Cette logique a amené hier Marc Biver et derrière lui tout le groupe IMG à renoncer à investir dans Neuchâtel Xamax. Une logique froidement rationnelle. Mais elle se justifie par le fait que l'on ne joue pas avec l'argent. Surtout lorsque le sport est un métier. Une logique aussi que ne doit pas connaître Gilbert Facchinetti qui s'accroche à son club avec l'énergie du désespoir.

A première vue, cette décision ressemble à tous les refus essuyés par le club neuchâtelois ces derniers mois. Avec un peu de recul, sa lecture est bien plus alarmante.
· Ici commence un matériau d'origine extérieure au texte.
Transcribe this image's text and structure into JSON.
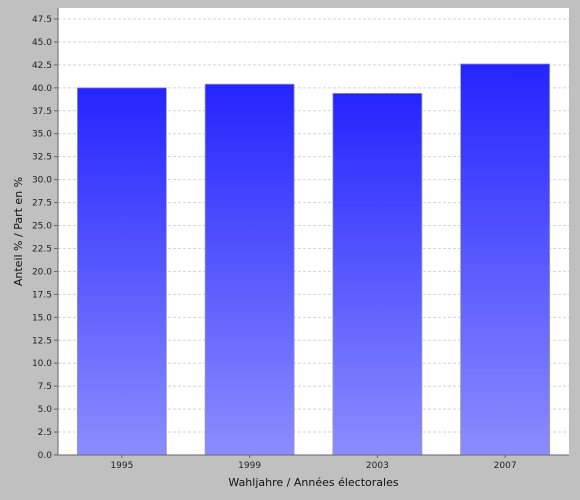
{
  "chart_data": {
    "type": "bar",
    "title": "",
    "xlabel": "Wahljahre / Années électorales",
    "ylabel": "Anteil % / Part en %",
    "categories": [
      "1995",
      "1999",
      "2003",
      "2007"
    ],
    "series": [
      {
        "values": [
          40.0,
          40.4,
          39.4,
          42.6
        ]
      }
    ],
    "ylim": [
      0,
      47.5
    ],
    "yticks": [
      "0.0",
      "2.5",
      "5.0",
      "7.5",
      "10.0",
      "12.5",
      "15.0",
      "17.5",
      "20.0",
      "22.5",
      "25.0",
      "27.5",
      "30.0",
      "32.5",
      "35.0",
      "37.5",
      "40.0",
      "42.5",
      "45.0",
      "47.5"
    ],
    "grid": "horizontal-dashed",
    "legend": "none",
    "colors": {
      "page_background": "#c0c0c0",
      "plot_background": "#ffffff",
      "bar_top": "#2424ff",
      "bar_bottom": "#8c8cff",
      "grid": "#d4d4d4",
      "axis": "#666666"
    }
  }
}
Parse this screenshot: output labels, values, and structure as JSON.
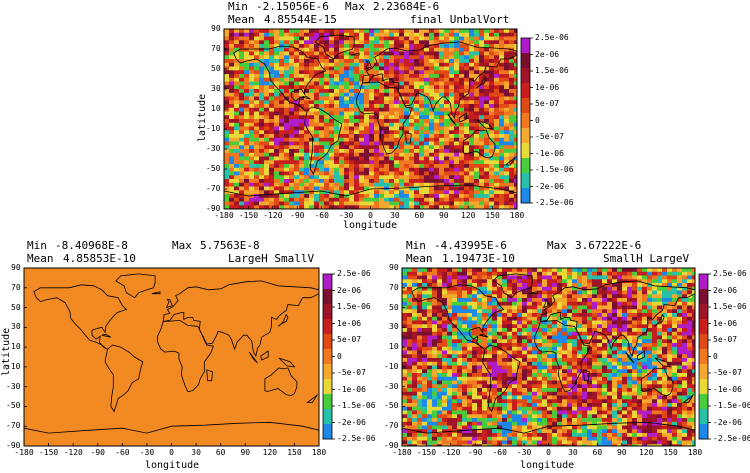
{
  "panels": [
    {
      "min_label": "Min",
      "min_value": "-2.15056E-6",
      "max_label": "Max",
      "max_value": "2.23684E-6",
      "mean_label": "Mean",
      "mean_value": "4.85544E-15",
      "field_name": "final UnbalVort",
      "xlabel": "longitude",
      "ylabel": "latitude"
    },
    {
      "min_label": "Min",
      "min_value": "-8.40968E-8",
      "max_label": "Max",
      "max_value": "5.7563E-8",
      "mean_label": "Mean",
      "mean_value": "4.85853E-10",
      "field_name": "LargeH SmallV",
      "xlabel": "longitude",
      "ylabel": "latitude"
    },
    {
      "min_label": "Min",
      "min_value": "-4.43995E-6",
      "max_label": "Max",
      "max_value": "3.67222E-6",
      "mean_label": "Mean",
      "mean_value": "1.19473E-10",
      "field_name": "SmallH LargeV",
      "xlabel": "longitude",
      "ylabel": "latitude"
    }
  ],
  "x_ticks": [
    "-180",
    "-150",
    "-120",
    "-90",
    "-60",
    "-30",
    "0",
    "30",
    "60",
    "90",
    "120",
    "150",
    "180"
  ],
  "y_ticks": [
    "90",
    "70",
    "50",
    "30",
    "10",
    "-10",
    "-30",
    "-50",
    "-70",
    "-90"
  ],
  "colorbar": {
    "labels": [
      "2.5e-06",
      "2e-06",
      "1.5e-06",
      "1e-06",
      "5e-07",
      "0",
      "-5e-07",
      "-1e-06",
      "-1.5e-06",
      "-2e-06",
      "-2.5e-06"
    ],
    "colors": [
      "#b01cc8",
      "#7a1030",
      "#a01428",
      "#c81e1e",
      "#e04a14",
      "#f07820",
      "#f5a82e",
      "#e8d838",
      "#48cc3c",
      "#28c0a8",
      "#1e88e8"
    ]
  }
}
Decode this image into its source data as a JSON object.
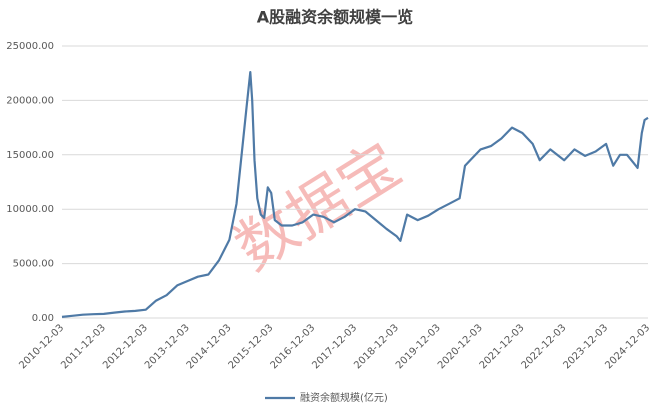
{
  "chart_data": {
    "type": "line",
    "title": "A股融资余额规模一览",
    "watermark": "数据宝",
    "x": [
      "2010-12-03",
      "2011-03-03",
      "2011-06-03",
      "2011-09-03",
      "2011-12-03",
      "2012-03-03",
      "2012-06-03",
      "2012-09-03",
      "2012-12-03",
      "2013-03-03",
      "2013-06-03",
      "2013-09-03",
      "2013-12-03",
      "2014-03-03",
      "2014-06-03",
      "2014-09-03",
      "2014-12-03",
      "2015-02-03",
      "2015-04-03",
      "2015-05-03",
      "2015-06-03",
      "2015-06-20",
      "2015-07-10",
      "2015-08-03",
      "2015-09-03",
      "2015-10-03",
      "2015-11-03",
      "2015-12-03",
      "2016-01-03",
      "2016-03-03",
      "2016-06-03",
      "2016-09-03",
      "2016-12-03",
      "2017-03-03",
      "2017-06-03",
      "2017-09-03",
      "2017-12-03",
      "2018-03-03",
      "2018-06-03",
      "2018-09-03",
      "2018-12-03",
      "2019-01-03",
      "2019-03-03",
      "2019-06-03",
      "2019-09-03",
      "2019-12-03",
      "2020-03-03",
      "2020-06-03",
      "2020-07-20",
      "2020-09-03",
      "2020-12-03",
      "2021-03-03",
      "2021-06-03",
      "2021-09-03",
      "2021-12-03",
      "2022-03-03",
      "2022-05-03",
      "2022-08-03",
      "2022-12-03",
      "2023-03-03",
      "2023-06-03",
      "2023-09-03",
      "2023-12-03",
      "2024-01-03",
      "2024-02-03",
      "2024-04-03",
      "2024-06-03",
      "2024-09-03",
      "2024-10-10",
      "2024-11-03",
      "2024-12-03"
    ],
    "series": [
      {
        "name": "融资余额规模(亿元)",
        "color": "#4f7aa6",
        "values": [
          100,
          200,
          300,
          350,
          380,
          500,
          600,
          650,
          760,
          1600,
          2100,
          3000,
          3400,
          3800,
          4000,
          5300,
          7200,
          10500,
          16500,
          19500,
          22600,
          20000,
          14500,
          11000,
          9500,
          9200,
          12000,
          11500,
          9000,
          8500,
          8500,
          8800,
          9500,
          9300,
          8800,
          9300,
          10000,
          9800,
          9000,
          8200,
          7500,
          7100,
          9500,
          9000,
          9400,
          10000,
          10500,
          11000,
          14000,
          14500,
          15500,
          15800,
          16500,
          17500,
          17000,
          16000,
          14500,
          15500,
          14500,
          15500,
          14900,
          15300,
          16000,
          15000,
          14000,
          15000,
          15000,
          13800,
          17000,
          18200,
          18400
        ]
      }
    ],
    "xlim": [
      "2010-12-03",
      "2024-12-03"
    ],
    "xticks": [
      "2010-12-03",
      "2011-12-03",
      "2012-12-03",
      "2013-12-03",
      "2014-12-03",
      "2015-12-03",
      "2016-12-03",
      "2017-12-03",
      "2018-12-03",
      "2019-12-03",
      "2020-12-03",
      "2021-12-03",
      "2022-12-03",
      "2023-12-03",
      "2024-12-03"
    ],
    "ylim": [
      0,
      25000
    ],
    "yticks": [
      {
        "value": 0,
        "label": "0.00"
      },
      {
        "value": 5000,
        "label": "5000.00"
      },
      {
        "value": 10000,
        "label": "10000.00"
      },
      {
        "value": 15000,
        "label": "15000.00"
      },
      {
        "value": 20000,
        "label": "20000.00"
      },
      {
        "value": 25000,
        "label": "25000.00"
      }
    ],
    "grid": true
  }
}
Car l'affaire n'a pas capoté pour des raisons de crédibilité du repreneur. Cette fois, c'est bien le club et son environnement qui sont en cause. Le verdict est sans appel: la région neuchâteloise est trop faible économiquement pour soutenir un club aux ambitions raisonnables, même au niveau suisse.

Probablement que les dirigeants xamaxiens vont repartir à la chasse. Mais cette fois, ils traîneront un boulet de plus. Pour séduire le prochain partenaire potentiel, il faudra d'abord le convaincre que l'analyse d'IMG est fausse. Mardi, l'avenir de Neuchâtel Xamax s'est encore assombri.